K16 : Köy enstitüsü 1940 yılında kurulmuş. Dört yılda baya yol almış. Yönetim binası, derslikler, yatakhaneler, yemekhane, işlikler, arılık, ahır, kümes, gül bahçesi, sebze bahçeleri vardı gittiğimizde. Hazıra konduk aslında biz. İlk gittiğimiz gün bizi banyoya soktular. Yeni giysiler verdiler. Çünkü köyden enstitüye bit, uyuz, sıtma getiriyordu öğrenciler. Marangozluk, demircilik, dokuma, dikiş işlikleri vardı. Zengin bir kitaplığımız vardı. Müzik odası, spor odası vardı.

K22 : Alt yapısı bizim zamanımızda nispeten iyiydi. Bizden önceki zamanda düşünsenize çadırda barınıyorlar. Çadırda barınırken inşaatlara başlıyorlar. Dışarıdan yardım almalar yok gibi bir şey. Büyük ölçüde öğrenci ağırlıklı çalışanlar. Bir gittiğimizde fizik laboratuvarı var. Kitaplık var. İş atölyeleri var. Laf olsun diye değil üretime, işe yarar tarzda atölyeler var. Kimya laboratuvarı var deneyler yapılıyordu. Deneysiz ders geçmiyordu. Resim atölyemiz çok güzeldi. Sanat tarihi ve kitaplığımızdaki kitaplarımızın ciltlenmesi hep orada yapılıyordu. Müzik atölyesi var. Yetenekleriniz neyse onu ileri götürebileceğiniz ortamı hazırlıyorlar size. Voleybol sahaları vardı, futbol, basketbol oynanırdı. Başka okullarla yarışmalar yapılırdı. Öğrencinin spor yapabilmesi için her imkân vardı. Koşu, güreş, basketbol, voleybol sahaları,

pinpon masaları, jimnastik gibi her spor yapılırdı. Mandolin çalınırdı, keman, davul çalanı hepsi vardı.
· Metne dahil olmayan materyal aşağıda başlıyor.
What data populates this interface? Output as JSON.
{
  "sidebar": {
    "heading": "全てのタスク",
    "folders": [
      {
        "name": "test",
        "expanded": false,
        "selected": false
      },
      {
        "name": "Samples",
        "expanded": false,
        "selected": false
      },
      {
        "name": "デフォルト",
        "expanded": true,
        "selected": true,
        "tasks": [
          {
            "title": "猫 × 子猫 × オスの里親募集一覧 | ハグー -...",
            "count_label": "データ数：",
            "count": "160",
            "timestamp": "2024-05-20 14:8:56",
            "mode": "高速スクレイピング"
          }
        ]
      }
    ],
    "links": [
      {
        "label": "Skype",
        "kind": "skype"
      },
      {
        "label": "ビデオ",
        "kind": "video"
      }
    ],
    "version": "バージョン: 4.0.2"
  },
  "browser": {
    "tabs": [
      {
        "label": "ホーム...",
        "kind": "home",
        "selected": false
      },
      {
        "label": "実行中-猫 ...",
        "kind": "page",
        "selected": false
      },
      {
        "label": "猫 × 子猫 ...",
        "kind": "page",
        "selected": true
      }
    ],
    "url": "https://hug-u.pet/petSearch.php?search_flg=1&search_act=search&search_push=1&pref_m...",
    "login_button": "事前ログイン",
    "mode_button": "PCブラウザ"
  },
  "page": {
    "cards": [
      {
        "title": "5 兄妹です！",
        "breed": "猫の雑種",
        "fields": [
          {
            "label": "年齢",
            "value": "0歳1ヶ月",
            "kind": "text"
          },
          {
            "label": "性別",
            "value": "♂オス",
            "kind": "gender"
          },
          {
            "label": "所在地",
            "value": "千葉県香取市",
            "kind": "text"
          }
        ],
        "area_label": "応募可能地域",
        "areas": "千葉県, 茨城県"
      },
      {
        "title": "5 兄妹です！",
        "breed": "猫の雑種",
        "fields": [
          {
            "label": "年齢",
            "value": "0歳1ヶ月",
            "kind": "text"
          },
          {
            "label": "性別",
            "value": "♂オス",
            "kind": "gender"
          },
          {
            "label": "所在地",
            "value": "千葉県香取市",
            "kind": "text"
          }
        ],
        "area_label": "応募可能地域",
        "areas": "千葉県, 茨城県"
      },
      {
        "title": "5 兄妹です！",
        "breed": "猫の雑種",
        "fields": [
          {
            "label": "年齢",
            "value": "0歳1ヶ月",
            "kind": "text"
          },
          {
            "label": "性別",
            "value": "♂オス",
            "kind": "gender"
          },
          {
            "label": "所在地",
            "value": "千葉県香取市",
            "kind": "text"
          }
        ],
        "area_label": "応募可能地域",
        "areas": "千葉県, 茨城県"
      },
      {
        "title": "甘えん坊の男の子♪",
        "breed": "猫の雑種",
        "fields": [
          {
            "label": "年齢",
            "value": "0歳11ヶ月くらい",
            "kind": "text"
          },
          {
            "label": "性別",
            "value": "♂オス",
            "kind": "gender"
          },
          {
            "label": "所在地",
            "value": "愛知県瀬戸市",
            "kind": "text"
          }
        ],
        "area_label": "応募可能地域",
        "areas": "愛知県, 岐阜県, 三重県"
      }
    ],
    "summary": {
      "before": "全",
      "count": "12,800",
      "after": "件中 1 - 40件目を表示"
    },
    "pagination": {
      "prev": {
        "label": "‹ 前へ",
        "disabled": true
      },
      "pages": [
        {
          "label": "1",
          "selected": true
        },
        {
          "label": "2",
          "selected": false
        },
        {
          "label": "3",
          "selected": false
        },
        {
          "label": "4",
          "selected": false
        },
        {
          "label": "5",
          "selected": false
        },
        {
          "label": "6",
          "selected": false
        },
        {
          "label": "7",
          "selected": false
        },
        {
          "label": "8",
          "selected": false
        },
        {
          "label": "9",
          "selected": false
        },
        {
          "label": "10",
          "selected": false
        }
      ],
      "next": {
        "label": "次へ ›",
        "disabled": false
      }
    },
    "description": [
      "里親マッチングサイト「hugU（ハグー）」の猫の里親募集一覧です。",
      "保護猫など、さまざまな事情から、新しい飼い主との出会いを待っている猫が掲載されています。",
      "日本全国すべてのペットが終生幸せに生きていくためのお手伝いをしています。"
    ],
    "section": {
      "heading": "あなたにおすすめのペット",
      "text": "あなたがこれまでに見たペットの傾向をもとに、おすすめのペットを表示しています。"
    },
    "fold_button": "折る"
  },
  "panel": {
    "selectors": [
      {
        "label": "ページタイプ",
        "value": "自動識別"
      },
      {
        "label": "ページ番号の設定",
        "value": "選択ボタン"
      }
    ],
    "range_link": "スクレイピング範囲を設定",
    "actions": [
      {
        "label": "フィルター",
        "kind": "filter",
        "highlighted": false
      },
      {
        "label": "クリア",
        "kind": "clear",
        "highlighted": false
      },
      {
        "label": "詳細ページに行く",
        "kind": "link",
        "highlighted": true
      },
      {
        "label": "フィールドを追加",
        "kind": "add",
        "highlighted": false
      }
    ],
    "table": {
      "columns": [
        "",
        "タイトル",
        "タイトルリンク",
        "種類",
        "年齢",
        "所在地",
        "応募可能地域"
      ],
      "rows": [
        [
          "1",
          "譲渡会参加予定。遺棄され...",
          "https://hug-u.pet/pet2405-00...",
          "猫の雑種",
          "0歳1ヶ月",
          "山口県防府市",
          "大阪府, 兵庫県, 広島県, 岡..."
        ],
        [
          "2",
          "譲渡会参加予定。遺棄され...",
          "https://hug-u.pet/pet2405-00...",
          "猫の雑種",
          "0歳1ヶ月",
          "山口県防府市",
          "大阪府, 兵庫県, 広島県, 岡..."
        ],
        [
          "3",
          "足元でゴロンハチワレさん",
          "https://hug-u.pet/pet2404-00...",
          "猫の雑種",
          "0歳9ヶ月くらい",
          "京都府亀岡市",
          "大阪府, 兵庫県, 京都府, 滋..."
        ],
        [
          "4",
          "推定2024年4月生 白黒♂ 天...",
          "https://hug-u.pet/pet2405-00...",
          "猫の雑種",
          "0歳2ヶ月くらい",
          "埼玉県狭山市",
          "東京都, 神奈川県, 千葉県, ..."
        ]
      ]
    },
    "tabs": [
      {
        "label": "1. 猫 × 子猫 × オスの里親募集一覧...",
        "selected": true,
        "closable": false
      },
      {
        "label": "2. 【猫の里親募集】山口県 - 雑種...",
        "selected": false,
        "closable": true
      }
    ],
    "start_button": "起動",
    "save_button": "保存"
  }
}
Örnek gösterilen veriler incelendiğinde, Köy Enstitülerinde marangozluk, demircilik, tarım gibi derslere yönelik iş atölyelerinin olduğu, fizik ve kimya dersleri için laboratuvarlar bulunduğu ve bu laboratuvarlarda deneyler yapıldığı, iş atölyelerinde uygulamalı eğitim yapıldığı görülmektedir. Ayrıca sanat faaliyetleri açısından da Köy Enstitülerinin resim, müzik atölyelerine sahip olduğu, bu atölyelerde öğrencilerin resim yapabilmesine, mandolin, keman, davul gibi müzik aleti öğrenip çalabilmesine imkan tanındığı göze çarpmaktadır. Bunun yanı sıra Köy Enstitülerinde zengin bir kitaplığın ve voleybol, futbol, basketbol, jimnastik, güreş, masa tenisi gibi spor faaliyetleri için uygun alanların bulunduğu görülmektedir.

4. 2. 2. Uygulamalar ile Beceri Geliştirmeye Yönelik Alt Yapı

Köy Enstitüsünün alt yapısının uygulama yapmayı geliştirmeye yönelik olduğunu belirten katılımcılardan K1, K7, K14 görüşlerini şöyle dile getirmişlerdir:

K1 : Bir müzik binası var. Uygulama okuluydu. Marangozhanesi, demircilik, çamaşırhane, yemekhane, ziraatçılık, ipekböcekçiliği, tarım, sebzecilik vardı. Orda görülen derslerin tatbikatı, uygulaması vardı. Marangozluk dersinin öğretmeni gelirdi anlatırdı marangozluğu sonra marangozhaneye gider. Gruplara ayrılırdık, verilen görevi yapardık. Demircilik dersinde öğretmen gelirdi, demir nasıl dövülür, demircilik nedir, neler yapılır anlatırdı. Sonra demircilik atölyesine giderdik, gruplara ayrılırdık, üç dört tane körük vardı. Kimisi körük çekerdi, kimi demiri döverdi, her ne yapılacaksa yapardık. Atölyelerde yok diye bir şey yoktu.